Mal queerbet kommentiert:
Und gerade je höher die Leute in der Wissenschaftshierarchie sind, desto weniger sind die Nerds, die Rollenspiele zocken.
Weiß nicht, ob ich das so schreiben würde.
Ich weiß von einigen Leuten, die ne Professur hatten oder haben und in RSP-Kram involviert sind.
Lutz Reimers (100Questen), Mark Galeotti (Tradetalk, TRIPOD/Heroquest), Martin Buinicki (Gaming Honors LLC, Goodman Games),
... und ich weiß von einigen PD & Profs, dass sie TTRPG spielen.
Was es außerdem fast gar nicht gibt, ist ein gescheites Römer RPG. Alles, was ich da kenne, ist entweder total over the top, eingeengt auf Rom oder ultra schlecht recherchiert.
Also Roxane Bicker, die im im Staatlichen Museum Ägyptischer Kunst (München) arbeitet ... ist Chefredakteurin für das deutschsprachige Lex Arcana.
Und Eternal Rome (d20, Mythic Vistas) wurde vom Graeme Davis (Archäologie BA) geschrieben. The Glory of Rome (AD&D 2nd) von David Pulver (Geschichte BA). Das einfach als Hinweise, dass Du Dich da wohl an die eigene Zunft wenden müsstest, wenn Du mega unzufrieden bist.

Die vormoderne Welt war aber komplett anders und wäre für uns in etwa so weit von unserem modernen Denken entfernt wie eine Fantasy-Welt.
Voll. Die "moderne Denke", das was viele als "gesunden Menschenverstand" ansehen würden, fußt an vielen Stellen auf den Ideen und Konventionen des 19.Jh.
Das wird besonders in der sozial- und ideengeschichtlichen Analyse (über)deutlich.
Weswegen ... Gaslicht, 20er & Co. ... auch verhältnismäßig gut spielbar sind. (Obwohl auch da fehlende Alltagserfahrungen mit den Zeiten einer Runde das Genick brechen kann.

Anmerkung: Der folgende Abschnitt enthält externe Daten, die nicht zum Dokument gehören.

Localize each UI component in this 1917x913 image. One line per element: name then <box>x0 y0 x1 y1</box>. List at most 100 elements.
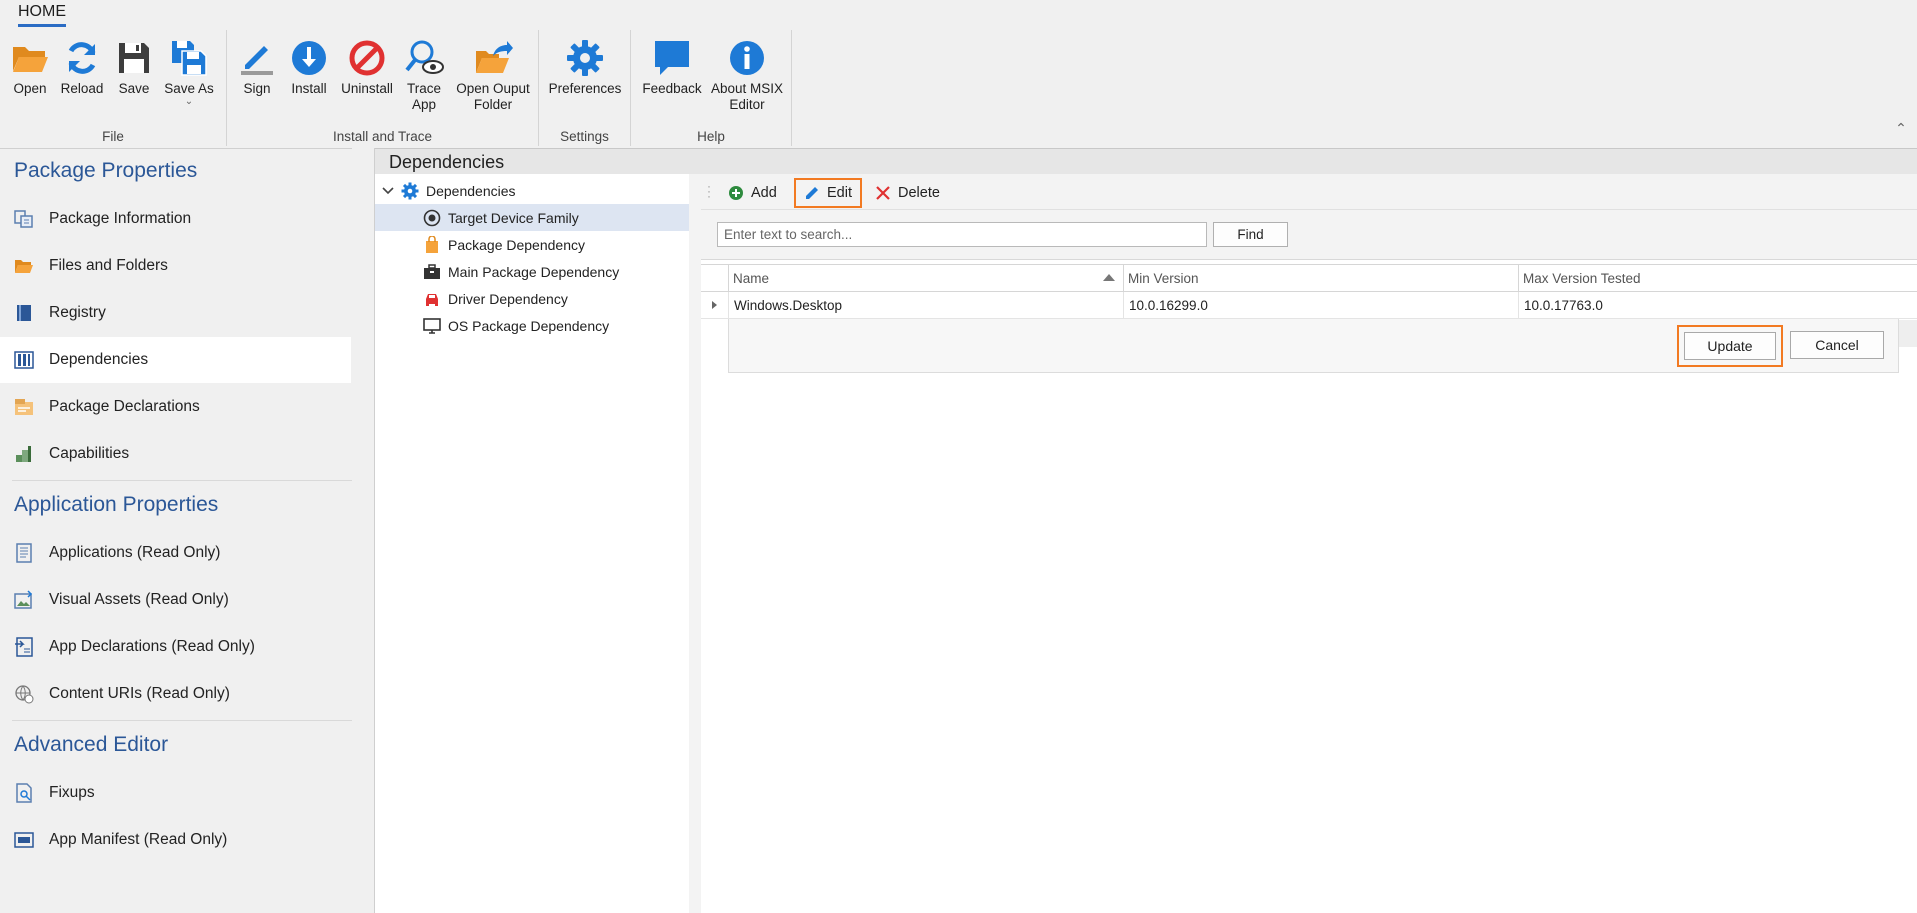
nav-item-dependencies[interactable]: Dependencies <box>0 337 351 383</box>
group-label-file: File <box>102 129 124 144</box>
folder-arrow-icon <box>476 41 513 73</box>
column-header-max-version[interactable]: Max Version Tested <box>1518 265 1917 293</box>
delete-button[interactable]: Delete <box>867 178 948 208</box>
nav-item-registry[interactable]: Registry <box>0 290 352 336</box>
tree-root-dependencies[interactable]: Dependencies <box>375 177 689 204</box>
tree-item-driver-dependency[interactable]: Driver Dependency <box>375 285 689 312</box>
tree-item-package-dependency[interactable]: Package Dependency <box>375 231 689 258</box>
folder-open-icon <box>13 47 48 72</box>
cell-name[interactable]: Windows.Desktop <box>728 292 1123 319</box>
add-button[interactable]: Add <box>720 178 785 208</box>
shopping-bag-icon <box>426 235 438 253</box>
application-icon <box>16 543 32 563</box>
grid-panel: ··· Add Edit Delete Find Name Min Versio… <box>701 174 1917 913</box>
cell-max-version[interactable]: 10.0.17763.0 <box>1518 292 1891 319</box>
info-icon <box>730 41 764 75</box>
chevron-down-icon[interactable]: ⌄ <box>162 97 216 107</box>
cell-min-version[interactable]: 10.0.16299.0 <box>1123 292 1518 319</box>
capabilities-icon <box>16 446 31 462</box>
update-button[interactable]: Update <box>1684 332 1776 360</box>
dependency-tree: Dependencies Target Device Family Packag… <box>375 174 689 913</box>
search-input[interactable] <box>717 222 1207 247</box>
nav-item-capabilities[interactable]: Capabilities <box>0 431 352 477</box>
speech-bubble-icon <box>655 41 689 75</box>
ribbon-group-settings: Preferences Settings <box>539 30 631 146</box>
dependencies-icon <box>14 351 34 369</box>
table-row[interactable]: Windows.Desktop 10.0.16299.0 10.0.17763.… <box>701 292 1917 347</box>
panel-splitter[interactable] <box>689 174 701 913</box>
save-as-button[interactable]: Save As ⌄ <box>162 38 216 107</box>
left-nav: Package Properties Package Information F… <box>0 148 352 913</box>
fixup-doc-icon <box>16 783 32 803</box>
open-button[interactable]: Open <box>10 38 50 97</box>
nav-item-app-manifest[interactable]: App Manifest (Read Only) <box>0 817 352 863</box>
tree-item-main-package-dependency[interactable]: Main Package Dependency <box>375 258 689 285</box>
declarations-icon <box>15 399 33 415</box>
open-output-folder-button[interactable]: Open Ouput Folder <box>451 38 535 113</box>
nav-item-applications[interactable]: Applications (Read Only) <box>0 530 352 576</box>
grid-header: Name Min Version Max Version Tested <box>701 264 1917 293</box>
ribbon: HOME Open Reload Save Save As ⌄ File Sig… <box>0 0 1917 148</box>
tab-home[interactable]: HOME <box>18 3 66 27</box>
inline-edit-form: Update Cancel <box>728 319 1899 373</box>
sort-ascending-icon <box>1103 274 1115 281</box>
briefcase-icon <box>424 263 440 279</box>
update-highlight: Update <box>1677 325 1783 367</box>
sign-button[interactable]: Sign <box>237 38 277 97</box>
car-icon <box>426 293 438 306</box>
tree-item-os-package-dependency[interactable]: OS Package Dependency <box>375 312 689 339</box>
grid-toolbar: · · · Add Edit Delete <box>701 174 1917 210</box>
about-button[interactable]: About MSIX Editor <box>709 38 785 113</box>
find-button[interactable]: Find <box>1213 222 1288 247</box>
reload-icon <box>68 42 96 74</box>
nav-heading-application: Application Properties <box>14 493 219 516</box>
nav-item-content-uris[interactable]: Content URIs (Read Only) <box>0 671 352 717</box>
pen-icon <box>241 46 273 75</box>
chevron-down-icon[interactable] <box>381 184 395 198</box>
prohibited-icon <box>349 40 385 76</box>
group-label-settings: Settings <box>560 129 609 144</box>
tree-item-target-device-family[interactable]: Target Device Family <box>375 204 689 231</box>
save-button[interactable]: Save <box>114 38 154 97</box>
nav-item-fixups[interactable]: Fixups <box>0 770 352 816</box>
ribbon-group-install: Sign Install Uninstall Trace App Open Ou… <box>227 30 539 146</box>
image-icon <box>14 590 33 609</box>
download-icon <box>292 41 326 75</box>
nav-item-package-declarations[interactable]: Package Declarations <box>0 384 352 430</box>
nav-heading-advanced: Advanced Editor <box>14 733 169 756</box>
gear-icon <box>567 40 603 76</box>
globe-icon <box>15 685 34 704</box>
column-header-min-version[interactable]: Min Version <box>1123 265 1518 293</box>
cancel-wrap: Cancel <box>1790 331 1884 359</box>
cancel-button[interactable]: Cancel <box>1790 331 1884 359</box>
ribbon-group-help: Feedback About MSIX Editor Help <box>631 30 792 146</box>
nav-separator <box>12 720 352 721</box>
column-header-name[interactable]: Name <box>728 265 1123 293</box>
nav-item-app-declarations[interactable]: App Declarations (Read Only) <box>0 624 352 670</box>
collapse-ribbon-icon[interactable]: ⌃ <box>1893 120 1909 136</box>
toolbar-grip[interactable]: · · · <box>707 180 711 202</box>
ribbon-group-file: Open Reload Save Save As ⌄ File <box>0 30 227 146</box>
registry-book-icon <box>17 305 31 321</box>
install-button[interactable]: Install <box>289 38 329 97</box>
uninstall-button[interactable]: Uninstall <box>339 38 395 97</box>
nav-item-package-information[interactable]: Package Information <box>0 196 352 242</box>
page-title: Dependencies <box>375 148 1917 174</box>
feedback-button[interactable]: Feedback <box>641 38 703 97</box>
nav-item-files-and-folders[interactable]: Files and Folders <box>0 243 352 289</box>
save-icon <box>119 43 149 73</box>
group-label-help: Help <box>697 129 725 144</box>
nav-separator <box>12 480 352 481</box>
preferences-button[interactable]: Preferences <box>547 38 623 97</box>
row-expand-icon[interactable] <box>712 301 717 309</box>
reload-button[interactable]: Reload <box>58 38 106 97</box>
folder-icon <box>15 260 33 273</box>
gear-icon <box>401 182 419 199</box>
monitor-icon <box>423 317 441 334</box>
trace-app-button[interactable]: Trace App <box>401 38 447 113</box>
close-icon <box>876 186 890 200</box>
package-info-icon <box>14 210 33 228</box>
edit-button[interactable]: Edit <box>794 178 862 208</box>
search-bar: Find <box>701 210 1917 260</box>
nav-item-visual-assets[interactable]: Visual Assets (Read Only) <box>0 577 352 623</box>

Ich erinnere mich noch gut daran, wie ne liebe Mitspielerin in Cthulhu [20er] gar nicht damit klar kam, dass Telefone nicht überall verfügbar sind ... und wie sie so unbeabsichtigt die Runde zum Kentern gebracht hat.

)
Der Rekurs auf Konzepte des 19.Jh. ... ist Kontext von Rollenspiel und bzgl. "Authentizität" aber mMn kein großes Problem.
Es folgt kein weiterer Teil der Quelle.